Personal information
- Date of birth: 1 August 1902
- Place of birth: Prague, Austro-Hungary
- Date of death: 5 May 1983 (aged 80)
- Place of death: Prague, Czechoslovakia
- Position: Forward

Youth career
- 1914–1915: Viktoria Žižkov
- 1915–1919: Slavia Prague

Senior career*
- Years: Team / Apps / (Gls)
- 1919: Slavia Prague / 19 / (5)
- 1920: Vojvodina
- 1921–1927: Slavia Prague / 129 / (11)
- 1928–1931: Kladno / 54 / (12)

International career
- 1923–1926: Czechoslovakia / 7 / (8)

Managerial career
- 1941–1946: Polaban Nymburk

= Josef Čapek (footballer) =

Czech footballer and manager

Josef Čapek (1 August 1902 – 5 May 1983) was a Czech footballer who played for SK Slavia Prague, SK Kladno and the Czechoslovak national team.

==Club career==
Born in Prague in 1902, he begin playing with Viktoria Žižkov in 1914 but in 1915 he joined the youth team of Slavia Prague. In 1920 Čapek had a short spell in the Kingdom of Serbs, Croats and Slovenes playing with SK Vojvodina, a club with traditional connection with Slavia Prague. He returned to Slavia and stayed until 1928, winning the first edition of the Czechoslovak First League with them in 1925.

In 1927 he moved to another Czechoslovak First League club, SK Kladno, where he played until 1931.

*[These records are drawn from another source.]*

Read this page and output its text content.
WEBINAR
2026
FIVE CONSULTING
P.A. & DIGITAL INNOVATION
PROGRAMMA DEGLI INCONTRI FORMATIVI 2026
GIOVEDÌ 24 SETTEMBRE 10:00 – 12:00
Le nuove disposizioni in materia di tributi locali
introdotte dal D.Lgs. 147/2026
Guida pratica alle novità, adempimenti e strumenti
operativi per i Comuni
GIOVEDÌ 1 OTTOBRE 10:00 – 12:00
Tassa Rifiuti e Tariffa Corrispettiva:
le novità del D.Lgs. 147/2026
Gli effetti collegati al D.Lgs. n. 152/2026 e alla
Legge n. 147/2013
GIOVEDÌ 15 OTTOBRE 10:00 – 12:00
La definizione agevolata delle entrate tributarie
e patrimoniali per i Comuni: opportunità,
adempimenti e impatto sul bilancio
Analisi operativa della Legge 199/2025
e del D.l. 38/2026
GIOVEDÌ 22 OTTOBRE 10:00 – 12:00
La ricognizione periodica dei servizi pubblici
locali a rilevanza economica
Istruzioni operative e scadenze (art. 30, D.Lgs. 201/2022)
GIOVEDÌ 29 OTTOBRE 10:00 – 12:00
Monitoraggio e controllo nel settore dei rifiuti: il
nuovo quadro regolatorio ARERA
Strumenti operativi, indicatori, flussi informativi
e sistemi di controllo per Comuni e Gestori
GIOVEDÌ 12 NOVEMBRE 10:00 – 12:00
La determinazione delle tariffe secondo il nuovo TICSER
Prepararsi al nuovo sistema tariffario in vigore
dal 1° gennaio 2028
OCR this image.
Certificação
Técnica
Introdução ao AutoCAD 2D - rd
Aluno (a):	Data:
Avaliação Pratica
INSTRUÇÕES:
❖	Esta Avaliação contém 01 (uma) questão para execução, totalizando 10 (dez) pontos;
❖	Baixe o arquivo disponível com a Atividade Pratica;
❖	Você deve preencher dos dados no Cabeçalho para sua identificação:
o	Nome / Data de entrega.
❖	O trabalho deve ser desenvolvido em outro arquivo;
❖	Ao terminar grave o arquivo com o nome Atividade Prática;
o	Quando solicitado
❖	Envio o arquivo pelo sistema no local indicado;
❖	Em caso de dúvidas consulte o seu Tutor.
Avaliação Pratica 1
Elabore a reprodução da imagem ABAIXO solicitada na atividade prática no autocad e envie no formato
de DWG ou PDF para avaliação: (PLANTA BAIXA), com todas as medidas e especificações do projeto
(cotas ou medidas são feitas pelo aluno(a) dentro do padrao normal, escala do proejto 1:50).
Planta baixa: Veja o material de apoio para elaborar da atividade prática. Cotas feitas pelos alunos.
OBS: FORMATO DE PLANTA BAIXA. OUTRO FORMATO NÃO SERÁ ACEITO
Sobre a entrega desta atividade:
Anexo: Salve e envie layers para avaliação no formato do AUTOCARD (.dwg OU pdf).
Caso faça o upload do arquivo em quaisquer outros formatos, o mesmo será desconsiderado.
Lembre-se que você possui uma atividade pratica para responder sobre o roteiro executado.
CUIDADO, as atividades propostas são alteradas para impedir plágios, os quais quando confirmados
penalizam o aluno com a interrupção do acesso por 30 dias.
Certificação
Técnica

He later coached Polaban Nymburk between 1941 and 1946.

==International career==
He represented the Czechoslovakia national team on seven occasions, scoring eight goals. His debut was on 1 July 1923, in a friendly match against Romania (a 6–0 win, with Čapek scoring twice) and his farewell match was on 28 October 1926 in a friendly match against Italy (a 3–1 win, with Čapek again scoring twice). He was member of the Czechoslovakia squad at the 1924 Olympics having played as number 10 in the first match against Turkey in a 5–2 win with him scoring the fifth goal, and in the second match against Switzerland, that ended with a 1–1 draw. Two days later a second match was played against Switzerland with Čapek being an unused substitute and ending with Czechoslovakia losing 0–1.